During his 12-year stint with Yes, Trevor Rabin won acclaim as a major talent (and gave the band the hit that still dares not speak its name live). Since 1994 he’s dedicated his talents to movie soundtracks, so it’s good to see him pulling some instrumental ideas out of the drawer marked ‘just for me’, and having a ball with them.
The pleasing title of Rabin’s first solo album for 23 years is derived from a plant native to his childhood home, Johannesburg. It’s an emblem that recurs in his life: his studio’s called the Jacaranda Room and on 1989’s Can’t Look Away it’s mentioned in the uplifting anthem Something To Hold On To. This clearly brings him joy and puts him in a certain frame of mind – there’s ample proof of that here.
A consummate guitar player, Rabin turns his hand to most styles. Opener Spider Boogie showcases some fleet-fingered chicken-picking; the cheeky Market Street and stately Anerley Road (with Herbie Hancock bassist Tal Wilkenfeld) show off his deft acoustic slide work and multifarious approach.

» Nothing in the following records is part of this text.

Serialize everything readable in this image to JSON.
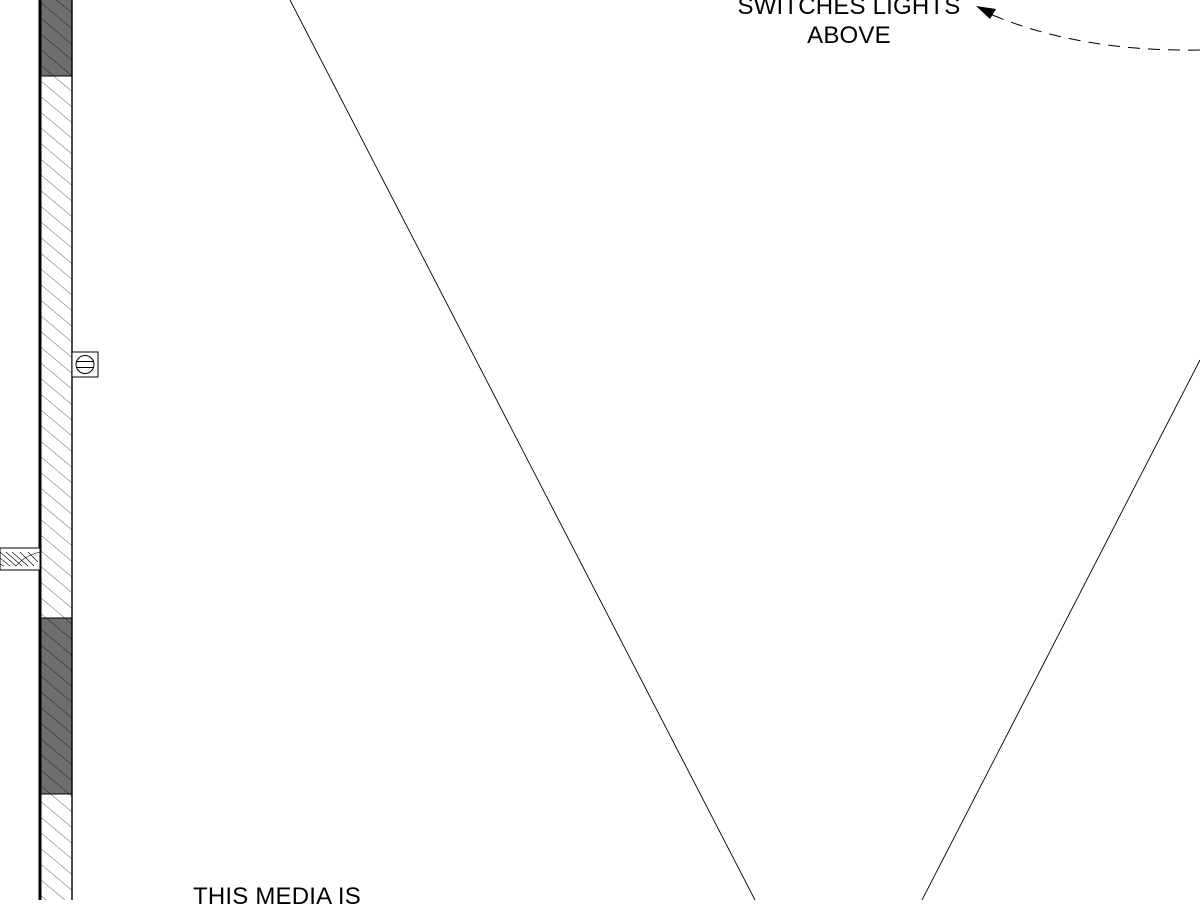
{
  "annotations": {
    "switches_line1": "SWITCHES LIGHTS",
    "switches_line2": "ABOVE",
    "media_note": "THIS MEDIA IS"
  },
  "symbols": {
    "wall_receptacle": "receptacle-icon",
    "leader_arrow": "arrowhead-icon"
  },
  "colors": {
    "line": "#000000",
    "wall_fill_dark": "#6e6e6e",
    "hatch": "#000000",
    "background": "#ffffff"
  }
}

This is very difficult music to categorise. It’s proggy, jazzy, even baroque in parts – rhythmically and stylistically all over the place. The heavy and contoured Through The Tunnel is powered by ex-Zappa drummer Vinnie Colaiuta, and is quite the prog-rock feast. Rabin’s fast rock guitar passages remain distinctive throughout. His style isn’t as surgical as that of the modern-day shredder – you can hear the sparks and shrapnel flying off the plectrum, and that’s good.
The insistent Me And My Boy features his son Ryan on drums, and with its pipe-like, double-speed guitar melody the sweet, quietly complex The Branch Office offers a hint of Mike Oldfield. Piano piece Killarney 1&2 is a gorgeous palette cleanser, the all-too-brief Stork Bill Geranium Waltz gives way to the accomplished jazz of Freethought.
There’s a nod to his movie work in Rescue, a deep, dramatic string piece featuring vocalist Liz Constintine. Her powerful, expressionist lines have a non-specific, eastern quality, adhering to a trope of soundtracks from Gladiator to Battlestar Galactica. Named after a national park in Johannesburg, Zoo Lake sees Rabin at his most lyrical. His slide guitar is almost vocal in its phrasing, as behind him chords cascade but never resolve quite as your ear expects.
How fitting that the instrumental album blessed with this evocative name is so personal, inspired and likeable. Jacaranda leaves you feeling that the artist has really given of himself, and that perhaps you now know him a bit better – and how rare is that?